A statement from a two-year old girl is being credited for leading to the child sexual assault conviction of her alleged abuser.

The girl is believed to be the youngest person in the United Kingdom to give a statement to police, and the incident has triggered debate about the desirability of young children providing statements and testifying in court.

The girl was interviewed by a specialist child abuse police officer, assisted by a Ministry of Justice-registered intermediary who advised on the best way to question the child.

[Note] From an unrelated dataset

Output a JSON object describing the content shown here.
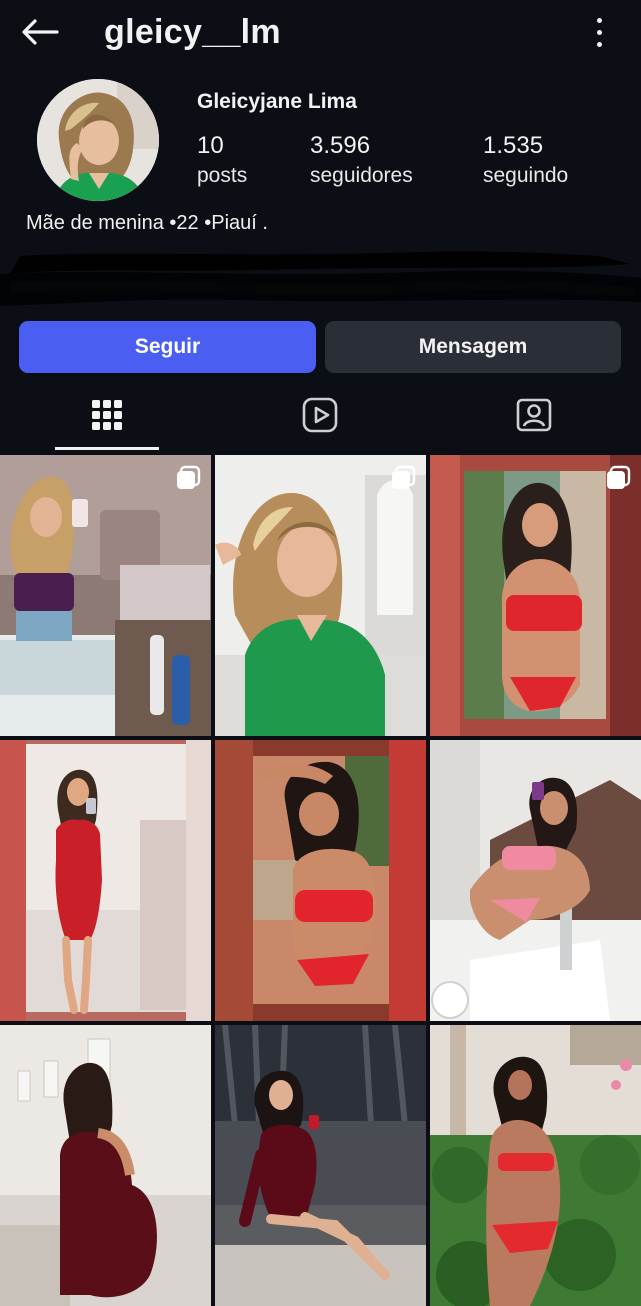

The officers used simple “who”, “what” and “where” questions, and a paper figure of a body to elicit information about acts which were allegedly committed against her.

The girl’s alleged abuser pleaded guilty after the statement was served on his lawyers, leading to speculation that the document was instrumental in obtaining the conviction.

The case has led to calls for more trained specialists to be available for children, especially young children, who don’t have a firm grasp on language. The argument is that when appropriately assisted, these children can comprehend the questions being asked of them, and give reliable answers.

The contrary view is that young children are highly susceptible to suggestion, and that the style and manner of questioning and the mannerisms of those involved can influence the answers provided – rendering the evidence unreliable and dangerous.

There are also concerns that the parents of young children and other influential adults could influence or even implant information before the time of questioning, further affecting the reliability of the evidence obtained.

There are additional concerns about the trauma associated with requiring children to testify in court proceedings – whether from inside the courtroom or a remote location – in cases where the defendant maintains a plea of not guilty.

New South Wales makes it easier for kids to testify

However, a pilot programme in NSW has made it easier for children to give statements and testify in court.

Running since March last year, the programme uses trained “witness intermediaries” whose job is to help children understand questions and get their answers across effectively. The intermediaries are specialists in working with children and come from a range of fields, including speech pathology, occupational therapy, teaching and social work.

The 44 intermediaries are considered to be representatives of the court, and their primary responsibility is to elicit information fairly and objectively.

However, there are concerns the pre-existing views of intermediaries and resulting angle of questioning and mannerisms could affect the accuracy and reliability of the information obtained, potentially incriminating people who are innocent of the alleged conduct.

Importance of complainant testimony

The testimony of complainants can be crucial in sexual assault cases, especially considering there are normally no other witnesses to the alleged events.

Victims groups believe the NSW programme is giving children a voice which can lead to abusers being convicted of their crimes.

Under the programme, the testimony of children is pre-recorded and later played inside the courtroom. During NSW trials and hearings, children remain in a remote location while they are asked further questions by representatives of the parties, who are inside the courtroom.

Pre-recording the evidence in chief and keeping children out of the courtroom can reduce the trauma associated with testifying.

Initiative to become permanent

The pilot programme is about half-way through its original three-year time frame, and NSW Attorney General Mark Speakman says the NSW government intends to make the changes permanent.

“This is about making sure children are heard and the justice system is working for children,” Mr Speakman said.

And in light of the preliminary recommendations by the Royal Commission into Institutional Responses to Child Sexual Abuse, initiatives which help complainants to access the criminal justice system are desperately needed.

There is talk of expanding the programme to include adults with communication problems and disabilities.